Dans l’affaire T‑88/20,

Jérôme Rivière, demeurant à Nice (France), et les autres parties requérantes dont les noms figurent en annexe (1), représentés par Me F. Wagner, avocat,

parties requérantes,

soutenus par

Gunnar Beck, demeurant à Neuss (Allemagne),

et

Philippe Olivier, demeurant à Draveil (France),

représentés par Me F. Wagner, avocat,

parties intervenantes,

contre

Parlement européen, représenté par MM. N. Lorenz et T. Lukácsi, en qualité d’agents,

partie défenderesse,

ayant pour objet une demande fondée sur l’article 263 TFUE et tendant à l’annulation de la mesure adoptée par le président du Parlement le 13 janvier 2020 visant à interdire aux députés d’arborer le drapeau national sur leur pupitre,

LE TRIBUNAL (sixième chambre),

composé de Mme A. Marcoulli, présidente, MM. C. Iliopoulos et R. Norkus (rapporteur), juges,

greffier : M. E. Coulon,

rend le présent

Arrêt

 Antécédents du litige

1        Les requérants, M. Jérôme Rivière et les autres requérants dont les noms figurent en annexe, sont des députés élus au Parlement européen.

2        Le 13 janvier 2020, le président du Parlement a adopté oralement des mesures visant à assurer le respect de l’ordre dans l’hémicycle tant par le public que par les députés lors de la séance plénière du même jour.

3        La mesure adoptée dans ce cadre à l’égard des députés s’est traduite notamment par une interdiction d’arborer le drapeau national sur leur pupitre (ci-après la « mesure contestée ») sur le fondement de l’article 10, paragraphe 3, du règlement intérieur du Parlement (ci-après le « règlement intérieur »).
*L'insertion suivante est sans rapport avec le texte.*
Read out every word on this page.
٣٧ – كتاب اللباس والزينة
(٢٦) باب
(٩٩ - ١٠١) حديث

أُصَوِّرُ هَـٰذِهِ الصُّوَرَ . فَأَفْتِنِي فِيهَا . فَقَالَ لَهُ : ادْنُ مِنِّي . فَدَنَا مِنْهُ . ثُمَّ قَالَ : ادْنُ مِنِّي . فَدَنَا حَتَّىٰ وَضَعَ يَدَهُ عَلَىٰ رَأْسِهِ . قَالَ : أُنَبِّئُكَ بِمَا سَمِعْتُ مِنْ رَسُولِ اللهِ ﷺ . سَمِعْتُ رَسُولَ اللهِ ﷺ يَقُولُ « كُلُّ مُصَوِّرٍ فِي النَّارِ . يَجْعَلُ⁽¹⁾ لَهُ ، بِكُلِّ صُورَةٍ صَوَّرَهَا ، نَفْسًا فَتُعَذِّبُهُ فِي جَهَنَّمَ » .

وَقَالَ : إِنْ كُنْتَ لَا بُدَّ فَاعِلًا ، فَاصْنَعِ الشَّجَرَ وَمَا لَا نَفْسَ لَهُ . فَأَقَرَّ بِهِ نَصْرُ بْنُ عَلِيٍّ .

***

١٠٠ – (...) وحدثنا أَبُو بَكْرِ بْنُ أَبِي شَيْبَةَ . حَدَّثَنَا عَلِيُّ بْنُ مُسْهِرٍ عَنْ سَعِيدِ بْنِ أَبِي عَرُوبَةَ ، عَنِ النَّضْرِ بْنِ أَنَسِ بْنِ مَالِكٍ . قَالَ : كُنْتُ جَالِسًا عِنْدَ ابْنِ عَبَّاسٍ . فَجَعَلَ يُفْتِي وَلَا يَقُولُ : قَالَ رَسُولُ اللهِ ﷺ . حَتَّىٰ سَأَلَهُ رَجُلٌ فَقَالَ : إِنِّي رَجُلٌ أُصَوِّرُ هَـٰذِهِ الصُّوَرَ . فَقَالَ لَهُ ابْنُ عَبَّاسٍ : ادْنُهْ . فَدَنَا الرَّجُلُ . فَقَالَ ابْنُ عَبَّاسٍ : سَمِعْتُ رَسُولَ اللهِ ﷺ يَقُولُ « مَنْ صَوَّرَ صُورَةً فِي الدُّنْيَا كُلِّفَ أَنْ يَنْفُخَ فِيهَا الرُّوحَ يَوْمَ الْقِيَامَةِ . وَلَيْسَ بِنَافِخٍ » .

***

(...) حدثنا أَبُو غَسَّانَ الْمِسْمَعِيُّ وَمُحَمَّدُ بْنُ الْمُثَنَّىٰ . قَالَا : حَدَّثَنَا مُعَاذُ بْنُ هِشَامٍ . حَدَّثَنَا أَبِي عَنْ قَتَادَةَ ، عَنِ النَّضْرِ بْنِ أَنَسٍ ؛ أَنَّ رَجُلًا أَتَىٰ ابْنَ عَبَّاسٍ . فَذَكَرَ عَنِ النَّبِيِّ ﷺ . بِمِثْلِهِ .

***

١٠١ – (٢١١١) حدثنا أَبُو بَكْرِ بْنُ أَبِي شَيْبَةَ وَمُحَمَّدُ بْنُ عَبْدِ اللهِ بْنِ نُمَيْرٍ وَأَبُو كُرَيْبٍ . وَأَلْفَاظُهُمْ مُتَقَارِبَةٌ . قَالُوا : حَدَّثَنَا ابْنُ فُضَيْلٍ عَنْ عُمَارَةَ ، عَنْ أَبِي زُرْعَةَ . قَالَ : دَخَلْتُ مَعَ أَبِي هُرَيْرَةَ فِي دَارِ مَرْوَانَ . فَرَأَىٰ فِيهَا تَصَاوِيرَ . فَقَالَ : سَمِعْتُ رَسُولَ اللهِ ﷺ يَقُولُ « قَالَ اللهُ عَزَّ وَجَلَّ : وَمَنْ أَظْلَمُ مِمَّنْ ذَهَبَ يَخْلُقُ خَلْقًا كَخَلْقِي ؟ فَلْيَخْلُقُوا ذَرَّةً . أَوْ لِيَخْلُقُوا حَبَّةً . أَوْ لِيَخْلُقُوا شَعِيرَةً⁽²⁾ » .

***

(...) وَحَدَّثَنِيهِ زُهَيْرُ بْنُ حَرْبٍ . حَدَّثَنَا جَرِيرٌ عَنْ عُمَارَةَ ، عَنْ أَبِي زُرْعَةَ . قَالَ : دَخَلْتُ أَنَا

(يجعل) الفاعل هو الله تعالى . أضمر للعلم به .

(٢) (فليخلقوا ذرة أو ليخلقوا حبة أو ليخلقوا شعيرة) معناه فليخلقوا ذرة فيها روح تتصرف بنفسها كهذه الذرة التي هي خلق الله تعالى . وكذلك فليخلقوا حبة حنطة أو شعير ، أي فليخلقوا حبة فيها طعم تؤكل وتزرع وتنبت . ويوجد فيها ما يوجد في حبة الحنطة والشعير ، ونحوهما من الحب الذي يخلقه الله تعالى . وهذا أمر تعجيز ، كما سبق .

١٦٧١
Ladite mesure a été réitérée lors des séances plénières des 29 et 30 janvier 2020.

 Procédure et conclusions des parties

4        Par requête déposée au greffe du Tribunal le 13 février 2020, les requérants ont introduit le présent recours.

5        Par acte séparé déposé au greffe du Tribunal le 28 avril 2020, le Parlement a soulevé une exception d’irrecevabilité au titre de l’article 130 du règlement de procédure du Tribunal.

6        Le 17 juillet 2020, les requérants ont déposé leurs observations sur l’exception d’irrecevabilité.

7        Par ordonnance du Tribunal du 27 septembre 2020, l’exception a été jointe au fond au titre de l’article 130, paragraphe 7, du règlement de procédure.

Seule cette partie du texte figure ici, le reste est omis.